Столовой в нашем поезде ещё не было. Мы ходили завтракать, обедать и ужинать в маленький домик на разъезде. Там жила стрелочница Евдокия Семёновна. Она готовила нам еду. Хозяйку мы звали просто Дуня. У неё был огромный самовар, каждый из нас выпивал по пять-шесть стаканов чаю. В домике не было диванов, но там стояли обыкновенные стулья со спинками и дверь открывалась по-человечески. Избушка на разъезде стала нашим клубом, домом отдыха…
Наша история началась со сводки Информбюро о разгроме тихвинской немецкой группировки. На отвоёванном плацдарме создавался новый фронт. По дороге сюда мы часто стояли, пропуская эшелоны с войсками, оружием и боеприпасами.
По ночам, в купе, мы спорили о направлении главного удара и создавали планы генеральных сражений. Потом мы слушали ночную передачу ТАСС по радио и засыпали лишь под утро.
Война ещё не стала нашей профессией. Мы выглядели комично в новом, непригнанном обмундировании. Мы — это я и Губин; Венцель в прошлом был военным. Он единственный из нас походил на командира.

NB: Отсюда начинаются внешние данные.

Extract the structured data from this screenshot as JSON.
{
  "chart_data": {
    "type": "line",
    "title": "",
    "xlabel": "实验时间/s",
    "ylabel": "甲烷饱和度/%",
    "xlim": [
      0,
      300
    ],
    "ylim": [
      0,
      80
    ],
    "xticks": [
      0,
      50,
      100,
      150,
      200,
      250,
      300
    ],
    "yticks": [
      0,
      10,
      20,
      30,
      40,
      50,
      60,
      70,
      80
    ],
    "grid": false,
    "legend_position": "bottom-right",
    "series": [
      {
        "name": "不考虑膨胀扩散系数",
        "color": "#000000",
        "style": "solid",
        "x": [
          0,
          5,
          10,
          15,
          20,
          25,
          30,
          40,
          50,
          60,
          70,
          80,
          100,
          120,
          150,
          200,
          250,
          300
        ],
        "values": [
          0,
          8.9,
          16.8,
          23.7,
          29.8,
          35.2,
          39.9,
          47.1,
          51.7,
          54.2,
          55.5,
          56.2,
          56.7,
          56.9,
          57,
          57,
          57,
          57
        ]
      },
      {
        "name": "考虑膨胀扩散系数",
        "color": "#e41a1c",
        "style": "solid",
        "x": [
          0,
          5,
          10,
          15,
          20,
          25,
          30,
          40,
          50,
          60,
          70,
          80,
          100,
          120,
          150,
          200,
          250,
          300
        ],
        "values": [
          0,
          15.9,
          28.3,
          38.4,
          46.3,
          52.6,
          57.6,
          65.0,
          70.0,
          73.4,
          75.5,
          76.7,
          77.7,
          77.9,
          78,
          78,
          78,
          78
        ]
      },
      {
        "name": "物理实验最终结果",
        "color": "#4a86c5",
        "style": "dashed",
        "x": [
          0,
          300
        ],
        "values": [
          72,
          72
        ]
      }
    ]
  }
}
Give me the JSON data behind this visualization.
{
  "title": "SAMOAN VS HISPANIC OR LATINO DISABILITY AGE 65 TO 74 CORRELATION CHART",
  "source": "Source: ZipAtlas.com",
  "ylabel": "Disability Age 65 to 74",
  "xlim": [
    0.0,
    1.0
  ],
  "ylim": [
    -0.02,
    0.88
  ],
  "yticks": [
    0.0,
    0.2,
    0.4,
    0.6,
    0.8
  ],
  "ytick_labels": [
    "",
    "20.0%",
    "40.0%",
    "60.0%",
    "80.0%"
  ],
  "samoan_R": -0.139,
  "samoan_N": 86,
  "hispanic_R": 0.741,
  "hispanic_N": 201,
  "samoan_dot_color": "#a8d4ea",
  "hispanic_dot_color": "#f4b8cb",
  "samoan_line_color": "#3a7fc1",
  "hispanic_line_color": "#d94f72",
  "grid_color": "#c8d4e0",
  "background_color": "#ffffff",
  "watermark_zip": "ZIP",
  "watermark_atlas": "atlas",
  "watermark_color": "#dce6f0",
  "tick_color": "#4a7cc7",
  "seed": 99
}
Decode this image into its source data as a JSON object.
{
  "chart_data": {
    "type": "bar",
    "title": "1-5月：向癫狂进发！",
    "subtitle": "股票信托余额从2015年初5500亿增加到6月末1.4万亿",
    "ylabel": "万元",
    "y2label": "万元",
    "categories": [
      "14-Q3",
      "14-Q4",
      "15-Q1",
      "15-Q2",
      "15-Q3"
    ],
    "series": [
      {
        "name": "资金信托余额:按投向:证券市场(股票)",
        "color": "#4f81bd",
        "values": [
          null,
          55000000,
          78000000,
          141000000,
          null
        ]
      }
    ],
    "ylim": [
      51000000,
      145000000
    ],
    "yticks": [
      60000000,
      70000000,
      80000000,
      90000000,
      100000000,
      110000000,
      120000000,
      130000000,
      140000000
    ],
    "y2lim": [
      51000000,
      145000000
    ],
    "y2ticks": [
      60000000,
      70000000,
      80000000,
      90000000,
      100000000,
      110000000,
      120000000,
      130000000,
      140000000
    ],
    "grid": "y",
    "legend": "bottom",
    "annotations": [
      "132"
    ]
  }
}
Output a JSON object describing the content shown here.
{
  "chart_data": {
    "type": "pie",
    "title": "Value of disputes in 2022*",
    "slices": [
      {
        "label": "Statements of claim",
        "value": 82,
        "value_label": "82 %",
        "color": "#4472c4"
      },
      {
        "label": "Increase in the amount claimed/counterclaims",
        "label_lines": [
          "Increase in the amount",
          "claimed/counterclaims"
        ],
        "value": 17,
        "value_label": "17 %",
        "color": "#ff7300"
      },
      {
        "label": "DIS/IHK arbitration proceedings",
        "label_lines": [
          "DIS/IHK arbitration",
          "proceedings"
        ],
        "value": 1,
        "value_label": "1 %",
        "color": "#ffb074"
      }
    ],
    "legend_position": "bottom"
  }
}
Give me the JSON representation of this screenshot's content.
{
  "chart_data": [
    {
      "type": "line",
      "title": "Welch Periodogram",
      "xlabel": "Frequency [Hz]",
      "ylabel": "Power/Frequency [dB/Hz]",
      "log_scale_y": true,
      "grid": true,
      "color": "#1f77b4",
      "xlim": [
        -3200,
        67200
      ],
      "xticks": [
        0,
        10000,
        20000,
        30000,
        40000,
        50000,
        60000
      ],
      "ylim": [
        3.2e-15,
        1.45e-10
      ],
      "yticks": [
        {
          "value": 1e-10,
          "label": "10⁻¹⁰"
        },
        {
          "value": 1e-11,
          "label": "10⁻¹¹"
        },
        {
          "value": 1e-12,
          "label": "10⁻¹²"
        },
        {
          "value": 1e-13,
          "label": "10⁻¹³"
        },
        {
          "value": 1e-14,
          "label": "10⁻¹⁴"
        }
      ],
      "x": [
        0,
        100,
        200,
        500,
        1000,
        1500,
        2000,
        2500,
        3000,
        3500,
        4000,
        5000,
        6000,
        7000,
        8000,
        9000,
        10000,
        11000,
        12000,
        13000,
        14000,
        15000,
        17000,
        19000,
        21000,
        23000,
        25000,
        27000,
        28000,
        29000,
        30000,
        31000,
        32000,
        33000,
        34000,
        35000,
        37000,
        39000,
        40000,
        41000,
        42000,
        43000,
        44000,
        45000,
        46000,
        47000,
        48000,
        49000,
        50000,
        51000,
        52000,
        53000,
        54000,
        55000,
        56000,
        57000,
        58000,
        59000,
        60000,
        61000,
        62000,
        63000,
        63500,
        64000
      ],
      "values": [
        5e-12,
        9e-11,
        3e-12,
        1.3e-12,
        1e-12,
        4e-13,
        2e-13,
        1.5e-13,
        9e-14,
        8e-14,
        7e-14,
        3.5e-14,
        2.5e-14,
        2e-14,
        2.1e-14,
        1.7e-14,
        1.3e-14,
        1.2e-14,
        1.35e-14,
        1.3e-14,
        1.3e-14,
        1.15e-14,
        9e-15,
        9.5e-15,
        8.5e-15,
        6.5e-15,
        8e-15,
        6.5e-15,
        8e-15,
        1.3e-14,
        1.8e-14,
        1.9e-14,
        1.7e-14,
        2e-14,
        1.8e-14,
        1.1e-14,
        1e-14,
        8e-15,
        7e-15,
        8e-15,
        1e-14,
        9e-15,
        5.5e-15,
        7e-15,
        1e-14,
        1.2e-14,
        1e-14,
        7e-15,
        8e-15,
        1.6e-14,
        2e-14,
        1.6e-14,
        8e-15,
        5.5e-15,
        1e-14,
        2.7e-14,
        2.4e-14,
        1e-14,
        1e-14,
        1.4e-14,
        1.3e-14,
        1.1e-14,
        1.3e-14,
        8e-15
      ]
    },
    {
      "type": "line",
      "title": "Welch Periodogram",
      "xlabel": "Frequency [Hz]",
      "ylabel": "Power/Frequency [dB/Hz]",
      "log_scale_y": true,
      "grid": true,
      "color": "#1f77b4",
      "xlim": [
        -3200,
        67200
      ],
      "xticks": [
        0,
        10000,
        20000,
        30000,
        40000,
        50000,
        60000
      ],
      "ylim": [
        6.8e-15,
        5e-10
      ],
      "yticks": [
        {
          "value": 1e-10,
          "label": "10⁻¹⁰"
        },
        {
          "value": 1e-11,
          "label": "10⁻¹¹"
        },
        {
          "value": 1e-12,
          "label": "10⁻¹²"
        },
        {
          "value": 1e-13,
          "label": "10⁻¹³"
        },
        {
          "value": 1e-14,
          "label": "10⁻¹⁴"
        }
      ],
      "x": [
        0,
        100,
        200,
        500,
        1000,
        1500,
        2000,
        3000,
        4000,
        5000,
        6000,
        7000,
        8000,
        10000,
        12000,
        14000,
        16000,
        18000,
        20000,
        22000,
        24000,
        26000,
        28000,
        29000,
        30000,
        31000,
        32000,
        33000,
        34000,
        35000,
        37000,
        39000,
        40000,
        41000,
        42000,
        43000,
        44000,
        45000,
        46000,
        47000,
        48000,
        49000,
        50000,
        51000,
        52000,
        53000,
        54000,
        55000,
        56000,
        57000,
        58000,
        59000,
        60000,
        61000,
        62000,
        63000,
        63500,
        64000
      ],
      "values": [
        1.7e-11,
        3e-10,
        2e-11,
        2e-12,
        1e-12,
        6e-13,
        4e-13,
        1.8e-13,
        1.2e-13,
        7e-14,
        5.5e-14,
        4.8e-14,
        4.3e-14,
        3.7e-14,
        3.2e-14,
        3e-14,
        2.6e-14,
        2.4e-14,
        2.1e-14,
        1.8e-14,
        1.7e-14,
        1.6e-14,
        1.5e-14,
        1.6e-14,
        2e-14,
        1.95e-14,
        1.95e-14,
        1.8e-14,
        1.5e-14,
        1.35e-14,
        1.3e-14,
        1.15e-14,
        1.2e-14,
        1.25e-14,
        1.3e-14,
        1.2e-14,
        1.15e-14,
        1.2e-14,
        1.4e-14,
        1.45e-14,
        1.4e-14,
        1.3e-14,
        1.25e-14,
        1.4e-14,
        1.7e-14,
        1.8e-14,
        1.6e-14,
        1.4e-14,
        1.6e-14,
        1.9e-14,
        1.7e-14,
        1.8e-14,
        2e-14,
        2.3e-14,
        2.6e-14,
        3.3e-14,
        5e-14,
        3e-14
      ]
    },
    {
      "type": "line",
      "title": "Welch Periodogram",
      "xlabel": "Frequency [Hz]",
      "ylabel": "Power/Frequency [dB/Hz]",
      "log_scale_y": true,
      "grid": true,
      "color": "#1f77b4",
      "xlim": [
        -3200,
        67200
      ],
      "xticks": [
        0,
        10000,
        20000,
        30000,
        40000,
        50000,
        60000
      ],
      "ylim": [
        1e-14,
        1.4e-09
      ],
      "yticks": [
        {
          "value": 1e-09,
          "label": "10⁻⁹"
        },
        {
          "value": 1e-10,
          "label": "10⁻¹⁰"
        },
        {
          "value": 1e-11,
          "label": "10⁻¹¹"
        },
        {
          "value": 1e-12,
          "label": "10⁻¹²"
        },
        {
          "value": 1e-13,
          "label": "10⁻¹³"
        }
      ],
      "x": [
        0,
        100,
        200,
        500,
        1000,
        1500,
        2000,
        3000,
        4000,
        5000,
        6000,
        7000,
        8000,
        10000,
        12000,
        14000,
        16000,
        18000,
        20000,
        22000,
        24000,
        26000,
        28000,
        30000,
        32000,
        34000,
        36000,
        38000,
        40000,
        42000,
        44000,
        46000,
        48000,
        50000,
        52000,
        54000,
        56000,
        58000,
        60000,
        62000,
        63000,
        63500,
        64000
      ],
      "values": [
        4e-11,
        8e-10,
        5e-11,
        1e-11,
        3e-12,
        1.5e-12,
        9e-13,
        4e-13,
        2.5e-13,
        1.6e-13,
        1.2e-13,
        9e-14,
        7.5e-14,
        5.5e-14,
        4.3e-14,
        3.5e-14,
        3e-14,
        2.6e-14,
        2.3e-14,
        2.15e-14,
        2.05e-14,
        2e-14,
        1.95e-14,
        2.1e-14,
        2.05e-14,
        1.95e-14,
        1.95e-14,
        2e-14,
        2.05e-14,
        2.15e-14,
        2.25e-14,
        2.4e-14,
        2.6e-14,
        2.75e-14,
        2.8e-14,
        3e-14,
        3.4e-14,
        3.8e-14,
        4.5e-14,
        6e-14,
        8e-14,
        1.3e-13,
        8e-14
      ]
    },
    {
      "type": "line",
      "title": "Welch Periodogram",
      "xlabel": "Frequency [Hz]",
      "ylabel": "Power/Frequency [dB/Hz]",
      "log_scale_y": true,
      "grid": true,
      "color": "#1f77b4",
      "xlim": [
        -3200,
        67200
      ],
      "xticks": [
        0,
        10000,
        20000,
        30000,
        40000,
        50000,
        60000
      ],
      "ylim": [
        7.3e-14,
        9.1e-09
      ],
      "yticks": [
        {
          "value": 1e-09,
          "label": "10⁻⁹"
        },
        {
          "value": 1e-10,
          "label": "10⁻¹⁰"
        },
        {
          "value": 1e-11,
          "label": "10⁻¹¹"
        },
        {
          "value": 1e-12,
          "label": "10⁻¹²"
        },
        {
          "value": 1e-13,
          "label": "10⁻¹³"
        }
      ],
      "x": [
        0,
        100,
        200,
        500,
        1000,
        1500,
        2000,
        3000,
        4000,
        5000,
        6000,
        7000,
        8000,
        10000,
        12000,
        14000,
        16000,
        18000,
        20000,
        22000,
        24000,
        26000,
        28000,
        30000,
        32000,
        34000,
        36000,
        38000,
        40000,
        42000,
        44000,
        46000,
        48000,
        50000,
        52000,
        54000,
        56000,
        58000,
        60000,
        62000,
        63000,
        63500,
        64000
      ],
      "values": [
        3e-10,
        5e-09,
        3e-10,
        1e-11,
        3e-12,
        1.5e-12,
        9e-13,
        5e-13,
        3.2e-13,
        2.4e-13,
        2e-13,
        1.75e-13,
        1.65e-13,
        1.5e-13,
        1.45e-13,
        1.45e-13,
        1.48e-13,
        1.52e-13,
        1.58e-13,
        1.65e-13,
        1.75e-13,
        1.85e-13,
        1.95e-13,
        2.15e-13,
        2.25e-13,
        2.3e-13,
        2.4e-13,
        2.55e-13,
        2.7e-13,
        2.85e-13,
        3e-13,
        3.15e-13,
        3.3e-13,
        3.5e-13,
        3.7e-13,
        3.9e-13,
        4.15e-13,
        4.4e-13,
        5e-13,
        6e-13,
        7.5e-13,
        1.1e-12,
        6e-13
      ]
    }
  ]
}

Мы подтрунивали друг над другом, цитировали Швейка и менялись снаряжением.
В поезде была своя электростанция, и в вагоне горело электричество, но лампы светили тускло. Мы жили в постоянном полумраке.
Кругом были лес и снег. В ту пору мы ещё не знали, что под снегом скрываются бесконечные непросыхающие болота.
Нас окружала тишина. В первый день по приезде я увидел северное сияние, очень бледное и напоминавшее рассвет. Над горизонтом краснело зарево. Оно гораздо больше походило на северное сияние — такое, как его рисуют на картинках.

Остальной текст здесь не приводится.